王子様はハチミツ色の嘘をつく
「私、昔からパッとしない顔立ちですよ……?」
ひと目ぼれされるような、目立つ部分もないし。
そんな風に言ってもらえてうれしいけれど、素直に信じることができない。
「……そんなことありません。だって、きみが創希を“王子様”だと思い込んだように、僕にはきみが“お姫様”に見えたんですよ?」
社長らしからぬ、優しげな声色で告げられて、私の顔は火がついたように熱くなる。
でも、ちょっと待って。あの日の社長は、私のこと『ブス』って言ってなかったっけ……!

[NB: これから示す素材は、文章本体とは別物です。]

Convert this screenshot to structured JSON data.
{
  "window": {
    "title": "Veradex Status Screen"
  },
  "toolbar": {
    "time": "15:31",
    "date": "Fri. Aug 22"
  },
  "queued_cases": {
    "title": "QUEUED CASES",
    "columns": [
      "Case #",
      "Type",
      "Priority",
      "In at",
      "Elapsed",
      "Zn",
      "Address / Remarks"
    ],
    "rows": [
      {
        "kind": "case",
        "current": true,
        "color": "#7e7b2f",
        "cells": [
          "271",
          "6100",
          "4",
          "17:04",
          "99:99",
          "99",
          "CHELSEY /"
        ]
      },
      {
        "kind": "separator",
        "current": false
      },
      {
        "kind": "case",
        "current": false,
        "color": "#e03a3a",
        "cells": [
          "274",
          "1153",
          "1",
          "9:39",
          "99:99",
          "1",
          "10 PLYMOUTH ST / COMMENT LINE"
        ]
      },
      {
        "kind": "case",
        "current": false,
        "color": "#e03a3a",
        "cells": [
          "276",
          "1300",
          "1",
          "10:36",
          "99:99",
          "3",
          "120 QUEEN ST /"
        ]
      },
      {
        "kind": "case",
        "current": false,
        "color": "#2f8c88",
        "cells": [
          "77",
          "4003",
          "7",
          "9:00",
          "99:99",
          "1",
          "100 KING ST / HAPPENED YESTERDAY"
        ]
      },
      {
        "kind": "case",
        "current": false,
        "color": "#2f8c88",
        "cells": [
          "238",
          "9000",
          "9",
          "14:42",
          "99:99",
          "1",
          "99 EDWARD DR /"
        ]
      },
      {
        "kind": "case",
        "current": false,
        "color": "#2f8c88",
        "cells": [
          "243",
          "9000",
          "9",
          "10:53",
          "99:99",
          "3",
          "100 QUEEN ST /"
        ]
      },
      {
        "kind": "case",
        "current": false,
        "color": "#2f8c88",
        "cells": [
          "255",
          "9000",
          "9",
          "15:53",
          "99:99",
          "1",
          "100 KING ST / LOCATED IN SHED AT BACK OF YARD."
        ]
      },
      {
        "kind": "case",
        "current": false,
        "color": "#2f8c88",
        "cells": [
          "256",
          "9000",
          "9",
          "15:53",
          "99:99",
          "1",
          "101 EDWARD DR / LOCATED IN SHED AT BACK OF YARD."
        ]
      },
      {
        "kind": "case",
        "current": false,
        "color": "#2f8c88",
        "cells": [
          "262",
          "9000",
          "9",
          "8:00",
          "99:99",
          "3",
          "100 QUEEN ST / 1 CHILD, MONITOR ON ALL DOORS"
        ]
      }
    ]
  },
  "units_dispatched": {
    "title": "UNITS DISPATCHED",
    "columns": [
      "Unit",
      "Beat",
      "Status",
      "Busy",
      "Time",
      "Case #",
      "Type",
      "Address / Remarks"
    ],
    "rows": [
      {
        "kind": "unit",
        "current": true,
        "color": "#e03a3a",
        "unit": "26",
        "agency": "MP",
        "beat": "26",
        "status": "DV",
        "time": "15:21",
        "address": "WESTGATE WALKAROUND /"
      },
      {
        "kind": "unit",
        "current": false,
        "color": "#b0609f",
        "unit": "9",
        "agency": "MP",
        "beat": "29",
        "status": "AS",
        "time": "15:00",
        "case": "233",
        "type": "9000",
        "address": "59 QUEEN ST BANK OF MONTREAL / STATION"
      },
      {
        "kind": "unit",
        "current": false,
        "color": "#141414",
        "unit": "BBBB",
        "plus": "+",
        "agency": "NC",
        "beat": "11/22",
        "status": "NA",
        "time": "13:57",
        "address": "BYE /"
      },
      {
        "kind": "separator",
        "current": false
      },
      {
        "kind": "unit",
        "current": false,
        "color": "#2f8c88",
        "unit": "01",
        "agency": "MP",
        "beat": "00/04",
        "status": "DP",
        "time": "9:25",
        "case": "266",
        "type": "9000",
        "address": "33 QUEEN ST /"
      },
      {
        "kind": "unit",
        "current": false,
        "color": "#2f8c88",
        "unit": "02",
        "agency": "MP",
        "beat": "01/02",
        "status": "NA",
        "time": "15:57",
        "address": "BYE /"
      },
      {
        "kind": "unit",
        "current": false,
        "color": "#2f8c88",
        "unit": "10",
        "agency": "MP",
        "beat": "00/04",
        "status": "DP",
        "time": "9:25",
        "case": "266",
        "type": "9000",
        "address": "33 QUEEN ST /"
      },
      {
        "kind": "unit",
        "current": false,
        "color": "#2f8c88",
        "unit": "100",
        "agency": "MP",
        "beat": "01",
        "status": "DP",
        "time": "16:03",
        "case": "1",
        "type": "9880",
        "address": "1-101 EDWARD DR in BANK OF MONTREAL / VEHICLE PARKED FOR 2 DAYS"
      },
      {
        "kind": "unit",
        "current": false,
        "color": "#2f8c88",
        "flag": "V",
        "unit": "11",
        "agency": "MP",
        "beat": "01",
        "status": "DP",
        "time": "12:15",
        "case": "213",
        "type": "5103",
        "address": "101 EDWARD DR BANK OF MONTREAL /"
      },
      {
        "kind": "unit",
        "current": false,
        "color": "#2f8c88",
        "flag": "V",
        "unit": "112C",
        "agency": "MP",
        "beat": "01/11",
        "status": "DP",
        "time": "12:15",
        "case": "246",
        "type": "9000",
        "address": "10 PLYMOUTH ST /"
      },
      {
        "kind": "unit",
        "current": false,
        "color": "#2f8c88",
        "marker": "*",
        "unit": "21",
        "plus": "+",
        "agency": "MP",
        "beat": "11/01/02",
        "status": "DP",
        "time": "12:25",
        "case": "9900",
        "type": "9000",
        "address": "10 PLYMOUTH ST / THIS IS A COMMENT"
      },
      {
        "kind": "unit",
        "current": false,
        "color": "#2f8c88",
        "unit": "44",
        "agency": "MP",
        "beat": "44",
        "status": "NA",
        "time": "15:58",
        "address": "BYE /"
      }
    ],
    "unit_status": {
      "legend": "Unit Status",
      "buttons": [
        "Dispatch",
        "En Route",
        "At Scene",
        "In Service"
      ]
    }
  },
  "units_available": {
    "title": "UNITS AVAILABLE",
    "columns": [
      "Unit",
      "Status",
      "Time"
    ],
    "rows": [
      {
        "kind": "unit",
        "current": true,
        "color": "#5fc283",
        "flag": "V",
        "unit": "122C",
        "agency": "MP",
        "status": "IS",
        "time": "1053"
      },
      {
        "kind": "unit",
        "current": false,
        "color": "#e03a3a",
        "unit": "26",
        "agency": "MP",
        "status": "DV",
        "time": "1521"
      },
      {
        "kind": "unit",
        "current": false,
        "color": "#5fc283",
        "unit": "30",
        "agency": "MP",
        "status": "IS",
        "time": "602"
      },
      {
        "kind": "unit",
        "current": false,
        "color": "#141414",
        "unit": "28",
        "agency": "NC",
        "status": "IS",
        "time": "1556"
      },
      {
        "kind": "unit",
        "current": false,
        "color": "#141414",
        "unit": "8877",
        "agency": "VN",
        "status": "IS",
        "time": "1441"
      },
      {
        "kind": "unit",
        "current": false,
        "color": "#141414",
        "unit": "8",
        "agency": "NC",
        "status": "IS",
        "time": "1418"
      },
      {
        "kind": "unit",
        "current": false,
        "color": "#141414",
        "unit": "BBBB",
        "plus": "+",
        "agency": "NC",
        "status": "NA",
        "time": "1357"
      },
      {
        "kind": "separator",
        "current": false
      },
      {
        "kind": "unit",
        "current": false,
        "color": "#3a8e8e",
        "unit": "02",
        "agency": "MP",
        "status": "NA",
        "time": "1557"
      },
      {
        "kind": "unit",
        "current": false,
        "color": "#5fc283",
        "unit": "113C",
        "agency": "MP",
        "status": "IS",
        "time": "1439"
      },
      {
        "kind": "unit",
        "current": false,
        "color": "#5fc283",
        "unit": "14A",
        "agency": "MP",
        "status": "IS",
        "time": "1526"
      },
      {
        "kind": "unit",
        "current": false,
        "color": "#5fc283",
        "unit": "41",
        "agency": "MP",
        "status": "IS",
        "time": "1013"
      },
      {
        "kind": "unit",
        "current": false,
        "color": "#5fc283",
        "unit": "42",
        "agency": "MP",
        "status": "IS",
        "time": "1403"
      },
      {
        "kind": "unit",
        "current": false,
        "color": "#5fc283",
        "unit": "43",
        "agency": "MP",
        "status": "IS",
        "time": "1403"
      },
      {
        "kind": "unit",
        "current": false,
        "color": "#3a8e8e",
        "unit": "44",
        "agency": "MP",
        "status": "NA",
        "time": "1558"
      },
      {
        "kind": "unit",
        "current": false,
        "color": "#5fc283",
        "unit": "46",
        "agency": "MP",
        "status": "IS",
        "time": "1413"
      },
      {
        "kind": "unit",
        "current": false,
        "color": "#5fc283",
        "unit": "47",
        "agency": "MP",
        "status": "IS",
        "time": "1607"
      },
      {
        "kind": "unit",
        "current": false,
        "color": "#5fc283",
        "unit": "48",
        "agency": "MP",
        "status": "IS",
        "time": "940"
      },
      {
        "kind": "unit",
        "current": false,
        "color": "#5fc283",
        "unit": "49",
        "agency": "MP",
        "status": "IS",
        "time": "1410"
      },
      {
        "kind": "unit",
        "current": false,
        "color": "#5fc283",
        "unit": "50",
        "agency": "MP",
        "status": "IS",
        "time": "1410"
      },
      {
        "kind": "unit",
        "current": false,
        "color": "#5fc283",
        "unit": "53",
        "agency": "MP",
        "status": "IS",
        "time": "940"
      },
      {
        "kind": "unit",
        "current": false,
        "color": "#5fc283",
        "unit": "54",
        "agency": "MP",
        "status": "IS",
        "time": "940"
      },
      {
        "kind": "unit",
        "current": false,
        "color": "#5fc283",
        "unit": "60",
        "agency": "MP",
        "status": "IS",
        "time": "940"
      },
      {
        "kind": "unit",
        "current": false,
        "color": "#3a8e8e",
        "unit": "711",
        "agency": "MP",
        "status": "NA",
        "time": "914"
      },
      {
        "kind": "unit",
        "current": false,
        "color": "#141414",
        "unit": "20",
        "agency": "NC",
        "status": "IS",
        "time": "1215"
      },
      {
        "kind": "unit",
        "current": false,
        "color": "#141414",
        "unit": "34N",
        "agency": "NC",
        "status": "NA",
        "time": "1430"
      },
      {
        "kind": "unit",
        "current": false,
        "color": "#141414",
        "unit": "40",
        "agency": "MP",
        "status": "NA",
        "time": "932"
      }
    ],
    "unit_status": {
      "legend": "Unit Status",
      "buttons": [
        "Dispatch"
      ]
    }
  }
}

もしかして、“お姫様”も“一目惚れ”も、また得意の嘘なんじゃ……!?
「じゃあ、どうして私に意地悪なことばっかりしてきたんですか? 華乃に教えてもらうまで忘れてましたけど、色々、傷ついたし……ほっぺたも、痛かったです」
自然と左頬に触れながら話すと、横から社長の手が伸びてきて、私の手の上に重なった。
ふわりと包み込むようなぬくもりに、ドキドキが高まる。
さっきまで明るかった外の景色は一気に夕暮れの表情に変わっていて、部屋の中までオレンジ色に染める。
そんな優しい色に包まれた中で、社長はスッと私から手を離すと切なげにこう語った。
「最初から突っかかっていったのは、もちろん相手が気になる女の子だからです。あの頃の僕は今の何倍もひねくれていましたから、素直な態度の取り方などわかりませんでした。それから……僕に意地悪なことを言われて、思い切り泣けるきみが、羨ましくて、少し妬ましかった。それで、意地悪がエスカレートしてしまったんだと思います」
そっか……彼の意地悪には、そんな理由があったんだ。
納得しながらも、抑圧された彼の子供時代に同情せずにはいられない。